Em meio a uma sessão do Senado, o assessor internacional da Presidência da República, Filipe Martins, foi flagrado nesta quarta-feira (24) fazendo gestos obscenos e racistas às costas do presidente do Senado, Rodrigo Pacheco (DEM-MG).

Randolfe Rodrigues (Rede-AP), líder da oposição, queixou-se dos gestos feitos por Martins e pediu que ele fosse retirado das dependências da Casa.

Em países que vivenciam o crescimento de movimentos de extrema direita, o gesto feito é ligado ao movimento supremacista branco. Os três dedos esticados simbolizam a letra "w", que seria uma referência à palavra em inglês "white" (branco). O círculo formado representa a letra "p", para a palavra "power" (poder). Ou seja, o símbolo é apontado como simbolizando "poder branco".

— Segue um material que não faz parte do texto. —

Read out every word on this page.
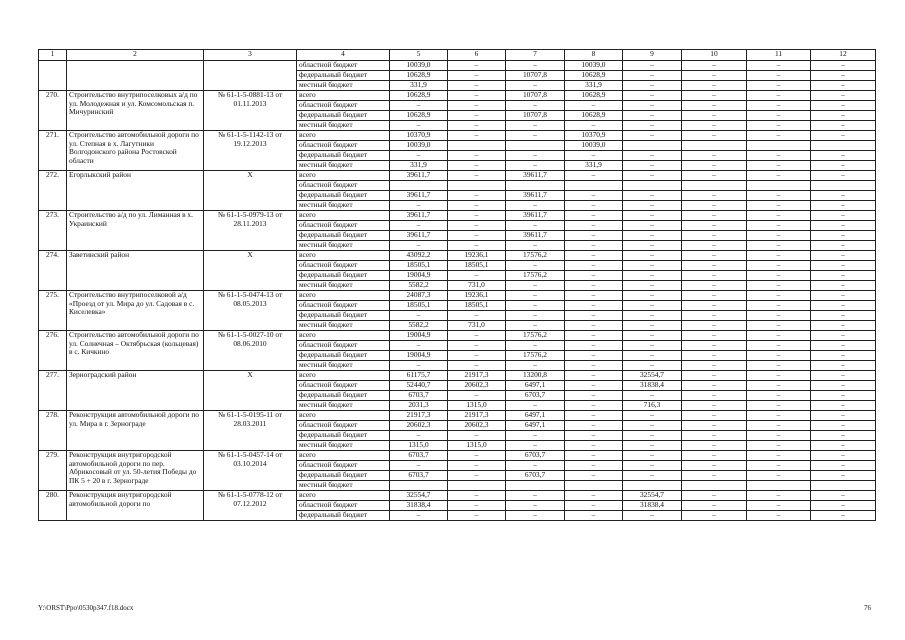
1	2	3	4	5	6	7	8	9	10	11	12
			областной бюджет	10039,0	–	–	10039,0	–	–	–	–
			федеральный бюджет	10628,9	–	10707,8	10628,9	–	–	–	–
			местный бюджет	331,9	–	–	331,9	–	–	–	–
270.	Строительство внутрипоселковых а/д по ул. Молодежная и ул. Комсомольская п. Мичуринский	№ 61-1-5-0881-13 от 01.11.2013	всего	10628,9	–	10707,8	10628,9	–	–	–	–
			областной бюджет	–	–	–	–	–	–	–	–
			федеральный бюджет	10628,9	–	10707,8	10628,9	–	–	–	–
			местный бюджет	–	–	–	–	–	–	–	–
271.	Строительство автомобильной дороги по ул. Степная в х. Лагутники Волгодонского района Ростовской области	№ 61-1-5-1142-13 от 19.12.2013	всего	10370,9	–	–	10370,9	–	–	–	–
			областной бюджет	10039,0			10039,0				
			федеральный бюджет	–	–	–	–	–	–	–	–
			местный бюджет	331,9	–	–	331,9	–	–	–	–
272.	Егорлыкский район	Х	всего	39611,7	–	39611,7	–	–	–	–	–
			областной бюджет								
			федеральный бюджет	39611,7	–	39611,7	–	–	–	–	–
			местный бюджет	–	–	–	–	–	–	–	–
273.	Строительство а/д по ул. Лиманная в х. Украинский	№ 61-1-5-0979-13 от 28.11.2013	всего	39611,7	–	39611,7	–	–	–	–	–
			областной бюджет	–	–	–	–	–	–	–	–
			федеральный бюджет	39611,7	–	39611,7	–	–	–	–	–
			местный бюджет	–	–	–	–	–	–	–	–
274.	Заветинский район	Х	всего	43092,2	19236,1	17576,2	–	–	–	–	–
			областной бюджет	18505,1	18505,1	–	–	–	–	–	–
			федеральный бюджет	19004,9	–	17576,2	–	–	–	–	–
			местный бюджет	5582,2	731,0	–	–	–	–	–	–
275.	Строительство внутрипоселковой а/д «Проезд от ул. Мира до ул. Садовая в с. Киселевка»	№ 61-1-5-0474-13 от 08.05.2013	всего	24087,3	19236,1	–	–	–	–	–	–
			областной бюджет	18505,1	18505,1	–	–	–	–	–	–
			федеральный бюджет	–	–	–	–	–	–	–	–
			местный бюджет	5582,2	731,0	–	–	–	–	–	–
276.	Строительство автомобильной дороги по ул. Солнечная – Октябрьская (кольцевая) в с. Кичкино	№ 61-1-5-0027-10 от 08.06.2010	всего	19004,9	–	17576,2	–	–	–	–	–
			областной бюджет	–	–	–	–	–	–	–	–
			федеральный бюджет	19004,9	–	17576,2	–	–	–	–	–
			местный бюджет	–	–	–	–	–	–	–	–
277.	Зерноградский район	Х	всего	61175,7	21917,3	13200,8	–	32554,7	–	–	–
			областной бюджет	52440,7	20602,3	6497,1	–	31838,4	–	–	–
			федеральный бюджет	6703,7	–	6703,7	–	–	–	–	–
			местный бюджет	2031,3	1315,0	–	–	716,3	–	–	–
278.	Реконструкция автомобильной дороги по ул. Мира в г. Зернограде	№ 61-1-5-0195-11 от 28.03.2011	всего	21917,3	21917,3	6497,1	–	–	–	–	–
			областной бюджет	20602,3	20602,3	6497,1	–	–	–	–	–
			федеральный бюджет	–	–	–	–	–	–	–	–
			местный бюджет	1315,0	1315,0	–	–	–	–	–	–
279.	Реконструкция внутригородской автомобильной дороги по пер. Абрикосовый от ул. 50-летия Победы до ПК 5 + 20 в г. Зернограде	№ 61-1-5-0457-14 от 03.10.2014	всего	6703,7	–	6703,7	–	–	–	–	–
			областной бюджет	–	–	–	–	–	–	–	–
			федеральный бюджет	6703,7	–	6703,7	–	–	–	–	–
			местный бюджет								
280.	Реконструкция внутригородской автомобильной дороги по	№ 61-1-5-0778-12 от 07.12.2012	всего	32554,7	–	–	–	32554,7	–	–	–
			областной бюджет	31838,4	–	–	–	31838,4	–	–	–
			федеральный бюджет	–	–	–	–	–	–	–	–
Y:\ORST\Ppo\0530p347.f18.docx	76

Em meio a uma sessão do Senado, o assessor internacional da Presidência da República, Filipe Martins, é flagrado fazendo gesto ligado ao movimento supremacista branco às costas do presidente do Senado, Rodrigo Pacheco
Em meio a uma sessão do Senado, o assessor internacional da Presidência da República, Filipe Martins, é flagrado fazendo gesto ligado ao movimento supremacista branco às costas do presidente do Senado, Rodrigo Pacheco - Reprodução

Pesquisadores que estudam as simbologias da extrema direita alegam que o gesto vem sendo utilizado como uma mensagem codificada com o intuito de que membros de grupos racistas possam identificar uns aos outros.

A Liga Antidifamação, órgão americano que monitora crimes de ódio, também inclui o gesto feito por Martins entre os símbolos usados por esses grupos. A organização faz uma ressalva, porém, de que não se deve pressupor que qualquer pessoa que faça esse gesto esteja agindo em defesa da supremacia branca, já que, mais comumente, ele pode simbolizar um "OK".

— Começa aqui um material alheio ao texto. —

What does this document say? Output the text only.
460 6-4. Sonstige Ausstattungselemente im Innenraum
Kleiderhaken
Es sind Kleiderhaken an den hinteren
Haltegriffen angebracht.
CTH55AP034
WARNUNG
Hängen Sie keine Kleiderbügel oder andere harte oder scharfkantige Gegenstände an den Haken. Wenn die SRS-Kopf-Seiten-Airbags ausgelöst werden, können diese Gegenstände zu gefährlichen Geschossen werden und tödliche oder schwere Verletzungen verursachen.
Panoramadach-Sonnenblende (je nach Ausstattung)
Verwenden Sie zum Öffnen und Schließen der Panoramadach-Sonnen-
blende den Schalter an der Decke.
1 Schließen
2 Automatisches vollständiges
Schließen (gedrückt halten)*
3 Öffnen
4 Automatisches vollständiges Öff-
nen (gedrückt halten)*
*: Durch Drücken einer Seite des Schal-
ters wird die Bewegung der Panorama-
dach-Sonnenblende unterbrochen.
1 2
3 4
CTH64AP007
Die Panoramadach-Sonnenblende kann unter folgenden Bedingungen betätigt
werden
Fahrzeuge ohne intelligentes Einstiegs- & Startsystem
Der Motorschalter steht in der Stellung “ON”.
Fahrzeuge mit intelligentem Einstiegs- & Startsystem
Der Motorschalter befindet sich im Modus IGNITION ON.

A obscenidade também associada ao gesto vem de seu uso no Brasil como uma forma de dizer "vai tomar no c.".

No Twitter, Martins afirmou que estava ajeitando a lapela do terno e negou que tenha feito um gesto racista. "Um aviso aos palhaços que desejam emplacar a tese de que eu, um judeu, sou simpático ao 'supremacismo branco' porque em suas mentes doentias enxergaram um gesto autoritário numa imagem que me mostra ajeitando a lapela do meu terno: serão processados e responsabilizados; um a um."

O assessor do Planalto também publicou imagens do ex-presidente Lula e do youtuber Felipe Neto fazendo o mesmo gesto com a mão. "A oposição ao Governo atingiu um estado de decadência tão profundo que tenta tumultuar até em cima de assessor ajeitando o próprio terno", escreveu.

Martins acompanhava o chanceler Ernesto Araújo, que participava de sessão temática do Senado para explicar os esforços do Ministério das Relações Exteriores para obter vacinas contra o novo coronavírus .

O assessor estava sentado logo atrás de Pacheco. Em um momento em que o presidente do Senado discursava, Martins fez um gesto com as mãos, com o dedo indicador e o dedão fazendo um círculo, enquanto os demais dedos ficaram esticados.

Em um forte discurso, demonstrando revolta, o líder da oposição, o senador Randolfe Rodrigues, pediu que o assessor internacional da Presidência fosse autuado durante a sessão.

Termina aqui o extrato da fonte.